Avakov is tied to Azov through his control over the National Guard, of which the group's regiment is a part.
The G7 letter came after the Central Election Commission granted permission for the National Militia to serve as election monitors and hundreds of Azov members in separate instances in Cherkasy and Kyiv clashed with police while protesting President Petro Poroshenko at reelection campaign events over a corruption scandal involving his close ally.
More than 20 police officers were injured in Cherkasy; in Kyiv, the group hurled stuffed toy pigs toward police guarding the presidential administration.
Earlier in March, the U.S. State Department referred to the National Corps as a "nationalist hate group" in its annual human rights report.
Azov has inducted thousands of militant members in recent years in torchlight ceremonies with chants of "Glory to Ukraine! Death to enemies." The movement claims to have roughly 10,000 members in its broader movement and the ability to mobilize some 2,000 to the streets within hours. A large part of its recruiting has been done using slickly produced videos and advertisements of it fight clubs, hardcore concerts, and fashion lines promoted on Facebook and other social networks.

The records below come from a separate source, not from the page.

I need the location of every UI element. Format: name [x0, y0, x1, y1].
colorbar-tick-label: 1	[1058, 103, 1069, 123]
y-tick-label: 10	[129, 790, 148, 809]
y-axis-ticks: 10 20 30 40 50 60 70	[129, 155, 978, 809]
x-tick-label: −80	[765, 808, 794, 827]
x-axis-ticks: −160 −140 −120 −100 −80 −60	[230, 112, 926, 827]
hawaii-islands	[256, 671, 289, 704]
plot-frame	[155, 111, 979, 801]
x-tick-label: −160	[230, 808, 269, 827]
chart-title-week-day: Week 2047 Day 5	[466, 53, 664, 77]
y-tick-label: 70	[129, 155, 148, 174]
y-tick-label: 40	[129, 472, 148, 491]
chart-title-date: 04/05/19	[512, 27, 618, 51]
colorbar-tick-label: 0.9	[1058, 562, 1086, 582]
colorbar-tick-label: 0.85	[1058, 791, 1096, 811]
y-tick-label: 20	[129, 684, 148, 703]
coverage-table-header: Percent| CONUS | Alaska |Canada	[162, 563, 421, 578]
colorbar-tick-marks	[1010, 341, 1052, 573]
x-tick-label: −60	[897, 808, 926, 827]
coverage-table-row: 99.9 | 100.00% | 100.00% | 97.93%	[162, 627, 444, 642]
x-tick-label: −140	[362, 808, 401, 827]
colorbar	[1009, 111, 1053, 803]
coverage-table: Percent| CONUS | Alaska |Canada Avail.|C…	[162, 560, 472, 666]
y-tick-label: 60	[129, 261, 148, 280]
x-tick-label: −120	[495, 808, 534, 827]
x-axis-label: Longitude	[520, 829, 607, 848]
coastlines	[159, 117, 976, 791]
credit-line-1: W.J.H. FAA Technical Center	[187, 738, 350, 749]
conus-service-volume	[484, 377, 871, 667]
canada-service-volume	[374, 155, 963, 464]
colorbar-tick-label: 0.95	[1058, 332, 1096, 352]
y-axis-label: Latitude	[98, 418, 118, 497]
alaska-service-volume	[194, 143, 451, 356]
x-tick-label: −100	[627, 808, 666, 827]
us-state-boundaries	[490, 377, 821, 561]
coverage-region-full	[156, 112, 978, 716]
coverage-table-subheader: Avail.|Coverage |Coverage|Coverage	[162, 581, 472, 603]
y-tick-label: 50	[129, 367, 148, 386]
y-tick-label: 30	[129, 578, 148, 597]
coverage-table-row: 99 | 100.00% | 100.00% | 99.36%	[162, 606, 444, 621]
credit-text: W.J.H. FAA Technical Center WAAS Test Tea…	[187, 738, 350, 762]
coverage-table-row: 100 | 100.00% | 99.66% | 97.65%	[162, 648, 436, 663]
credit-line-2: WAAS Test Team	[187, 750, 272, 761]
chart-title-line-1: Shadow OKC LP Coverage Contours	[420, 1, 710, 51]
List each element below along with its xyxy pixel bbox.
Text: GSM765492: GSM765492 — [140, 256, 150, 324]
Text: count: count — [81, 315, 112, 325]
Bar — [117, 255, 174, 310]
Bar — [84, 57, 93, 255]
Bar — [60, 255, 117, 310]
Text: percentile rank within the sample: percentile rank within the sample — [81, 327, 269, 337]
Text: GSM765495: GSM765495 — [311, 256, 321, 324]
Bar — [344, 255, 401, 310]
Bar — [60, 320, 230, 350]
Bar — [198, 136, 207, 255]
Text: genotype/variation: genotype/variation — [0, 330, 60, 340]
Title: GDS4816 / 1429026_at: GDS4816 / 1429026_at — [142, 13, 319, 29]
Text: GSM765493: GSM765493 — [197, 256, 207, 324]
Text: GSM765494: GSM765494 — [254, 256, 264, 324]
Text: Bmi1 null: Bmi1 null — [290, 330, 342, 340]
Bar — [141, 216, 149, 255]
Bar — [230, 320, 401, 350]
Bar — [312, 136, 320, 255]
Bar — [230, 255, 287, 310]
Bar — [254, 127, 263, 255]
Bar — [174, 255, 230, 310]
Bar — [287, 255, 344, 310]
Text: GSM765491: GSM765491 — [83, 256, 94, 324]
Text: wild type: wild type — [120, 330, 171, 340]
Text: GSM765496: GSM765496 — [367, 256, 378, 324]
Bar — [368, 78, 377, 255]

Still On Facebook, But Moving Elsewhere
Many of those may no longer be found on Facebook after the ban. But some are likely to stick around, since many Azov factions and leaders remain on the platform or else have opened fresh accounts after original ones were removed, RFE/RL research shows.
For instance, the Azov Regiment, whose official page under the Polk Azov name was removed months ago, has also opened a fresh page with a new name: Tviy Polk (Your Regiment).
Its leaders have reacted similarly, as have the National Corps and National Militia, opening dozens of new accounts under slightly altered names to make it more difficult for Facebook to track them. A simple search on April 16 brought up more than a dozen active accounts.
Semenyaka has had at least two personal accounts removed by Facebook. But two other accounts belonging to her and opened with different spellings of her name -- Lena Semenyaka and Helena Semenyaka -- are still open, as is a group page she manages.
In a post to the Lena account on April 11, Semenyaka wrote after the takedown of her original account that Facebook "is getting increasingly anti-intellectual."
"If you wish to keep in touch, please subscribe to some other permanent and temporary platforms," she continued, adding a link to her Facebook-owned Instagram account.
Then, highlighting what's become a popular new destination for far-right and other extremist groups, she also announced the opening of a new National Corps International account -- on the messenger app Telegram.